SEX HORMONE LEVELS AND GONADOTROPHIN RELEASE IN THE POLYCYSTIC OVARY SYNDROME

The response to synthetic luteinizing hormone-releasing hormone was studied in eighteen patients with the polycystic ovary syndrome. The release of follicle-stimulating hormone was similar to that found in normal women. The mean response of luteinizing hormone was similar to that found in the luteal phase, but significantly greater (P<0.02) than that found in the early follicular phase of the normal menstrual cycle. Basal serum levels of FSH and LH, estimated in twenty-five patients, were similar to those found in normal subjects. The sex hormone binding globulin capacity was reduced in twenty-four of them. Basal serum testosterone levels were elevated in twelve of twenty-two patients and the mean level was significantly greater (P<0.01) than the mean level of normal women.
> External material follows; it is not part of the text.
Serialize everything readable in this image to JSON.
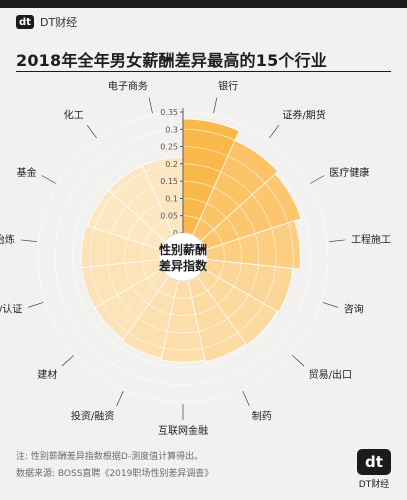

Basal serum androstenedione levels were elevated in nine of twenty-two patients and the mean level was also significantly greater (P<0.02) than normal. There was a highly significant negative correlation (r=?0.86; P<0.001) between basal testosterone and LH levels. These data suggest that the pituitary gland of patients with the polycystic ovary syndrome contains adequate amounts of LH but that the ovulatory surge of LH which occurs in normal women is inhibited by testosterone acting on either the pituitary or, more probably, on the hypothalamus.